Beyond the combat system, WildStar has all the trappings of a standard MMO. There are in-game auction houses, crafting skills that include cooking, armor-making, and weapon-making, customizable player homes, guilds, and the like. There's also endgame raiding for those dedicated enough to attempt the difficult attunement quests, ranked and unranked Arenas for those itching for competitive play, and achievements galore for the completionists.

As a package, WildStar is a difficult MMO filled with vibrant colors, guns and explosions, and by all counts it has succeeded in making itself memorable. The engaging combat engine is simple to understand, while allowing for an impressive array of depth. Zones are large and lushly detailed, and the writing does an excellent job of keeping both factions on the gray spectrum of morality. It's also good to see that the developers are very active, constantly working on patches to address balance issues and generating new content to extend the already-robust gameplay.

It may seem crazy to ask players to pay a subscription fee in the growing field of free-to-play MMOs, but if you ask me, WildStar is worth the price of entry. Rating: 9 out of 10


Disclosures: This game was obtained via publisher and reviewed on the PC. Approximately 80 hours of play were devoted to a mixture of single player questing and PvE dungeons.

Parents: According to the ESRB, this game contains: crude humor, fantasy violence, mild blood, mild language, mild suggestive themes, and use of alcohol.
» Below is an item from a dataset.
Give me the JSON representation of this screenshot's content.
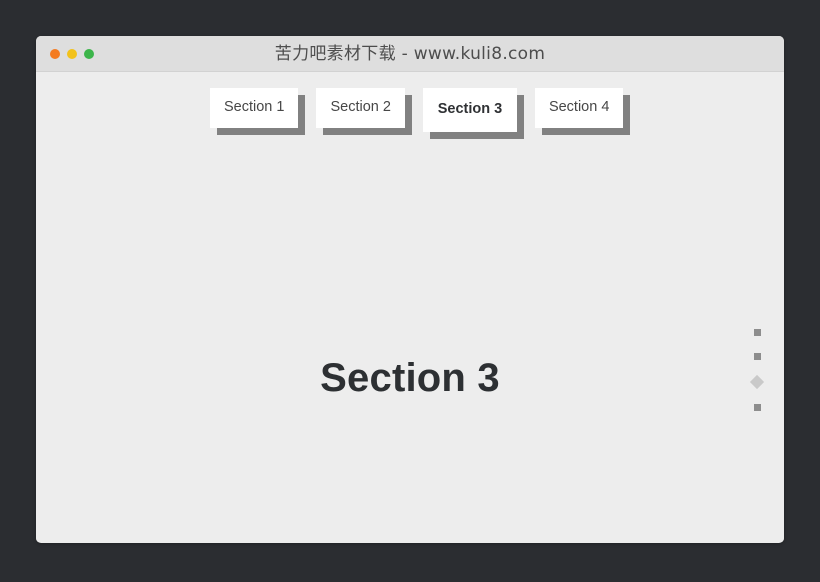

Despite the cartoonish character design, bodies explode into the chunky bits, curvaceous women abound, and the storylines involve lots of slaughtering of various races. Language is relatively mild, and in line with prime time drama television.

Deaf & Hard of Hearing: WildStar is completely accessible, with subtitles for dialog, mini-maps and on-screen arrows that show quest objectives and enemies, and very visible telegraphs that show most incoming attacks. Add-ons also exist that further increase accessibility for all types of players.